Lloyd A Meeker’s Fighting Cancer Story
In the fall of 2003 I had surgery for stomach cancer. I was living in Washington, DC with the man who has since become my husband. I was in my mid-50s and had never spent a night in a hospital before. I’d been sober for four years and happily partnered for one. A brand new life was unfolding before me, and I was ill prepared for the shock of discovering that I had cancer.
After the surgery, that first night in the hospital, floating on a cloud of morphine (I’m sure I clicked on my dosage button far more times than the dispensing machine would respond) I heard a voice – which sounded a lot like the voice of the therapist I’d worked with while coming out. It said, “You know, you’ve always said you wanted to write novels. Well, you’d better get on it because you’re now on bonus time.”
The next morning I asked my partner to bring in my laptop, and I began work on finishing the story that had been languishing on my hard drive for several years.
Four months later I discovered I had a different kind of cancer in my bladder, much more aggressive. Once again I was challenged to pay attention not only to the fact that I was mortal, but to how I wanted to live. I made changes to how I lived. I resigned from my programmer’s job for a defense contractor, and got a new one working for the Peace Corps.
I’ve always said I’ve been grateful for those experiences with cancer because they forced me to review my priorities and reminded me that I had no time to waste on anything but living the most authentic life I possibly could, surrounded by like-hearted adventurers, challenging myself to live a life of conscious decency and creativity as I understood what that meant.
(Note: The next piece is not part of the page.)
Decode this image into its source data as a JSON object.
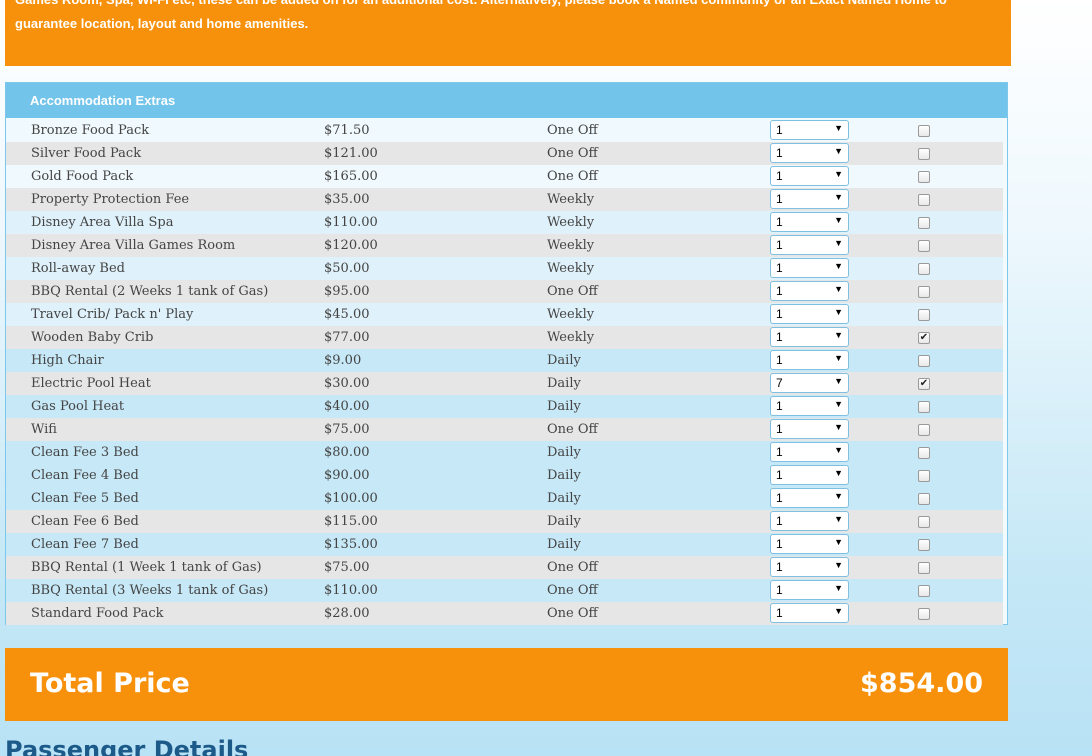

All my tests since that time have come back negative for any reoccurrence, and I think I’d grown a little soft in my gratitude for cancer — simply based on the assumption that it was far behind me. Earlier this year my annual cystoscopy came back clear just as I had expected, but a week after the exam my urologist called me to inform me that my PSA was over twice what it had been previously. We scheduled a second blood draw. Yesterday he called me again, to inform me that this time the reading was even higher.
So today, less than 24 hours after this news, I am adapting to the possibility that cancer may not be only in my history but a very real part of my present. I am, of course, planning the next steps in my care, but I’ve also done a pretty good job of depressing myself reading about what sex is like for men without a prostate and challenging myself on my ego attachment to functioning the way I’ve always experienced myself to be. I’m actually supposed to be writing to meet my extended deadline instead of doing all that, but I need some processing time to let this news land. Premier League football, Freecell and food seem to have been an acceptable compromise this morning.
But one thing is sure. As soft as I may have grown in my dedication to a life of authenticity as I understand it, that dedication is ferociously hard and sharp again, an unrelenting commitment to being actively present in a world that clamors for peace, begs for compassion and demands social responsibility and environmental stewardship. Once again I have been liberated from obligations that have slowly grown on my heart like barnacles. Once again I’m thankful for what cancer can teach. Regardless of what my biopsy results might be, I’m in a new chapter of my life. Since November 2016 my writing has sought to address issues important to me in diplomatically nuanced ways, but now it will carry a much firmer and direct advocacy for the values by which I live.
Traveling Light by Lloyd A Meeker
Ian McCandless is a hospice nurse, training to become a shaman. When his mentor orders him to make peace with his estranged family, Ian reluctantly agrees, anticipating another conflict-filled visit. On their way from the airport, Ian’s older brother Will interrupts a convenience store robbery and is shot. As he dies in Ian’s arms, Will begs Ian to avenge him.
Ian uses his shamanic abilities to track down the killer, but his quest soon becomes a hunt for revenge—forbidden to any shaman. His actions jeopardize his relationship with the spirit-world, endanger the lives of those he loves, and threaten to banish him from the path that gives his life meaning. Ian must choose between vengeance and service to community as the root of his shamanic covenant. Evil or noble, every choice is sacred to the Great Web, and every choice has consequences.
Genre Paranormal LGBT Fiction
Lloyd A Meeker Social Media
A mystic, writer, healer, lover, cancer survivor, father, friend, he writes (mostly) gay fiction featuring all those paths and more. Having led what he describes as a checkered life, he can honestly say he’s grateful for all of it. He’s been a minister, an office worker, a janitor, a drinker, and a software developer on his way to finishing his first novel in 2004. Basically, he’s a psychic empath, a little weather-beaten and still learning how to live in the world just the way it is. He experiences the world as so much more than is generally accepted. That’s the challenge. Writing stories is the best way he’s found to examine and share the questions, the wonders he engages daily.
He and his husband have been together since 2002, married since 2007. Between them they have four children and five grandchildren. They are based in south Florida, where the couple works hard to keep up with the astonishing life they’ve created for themselves.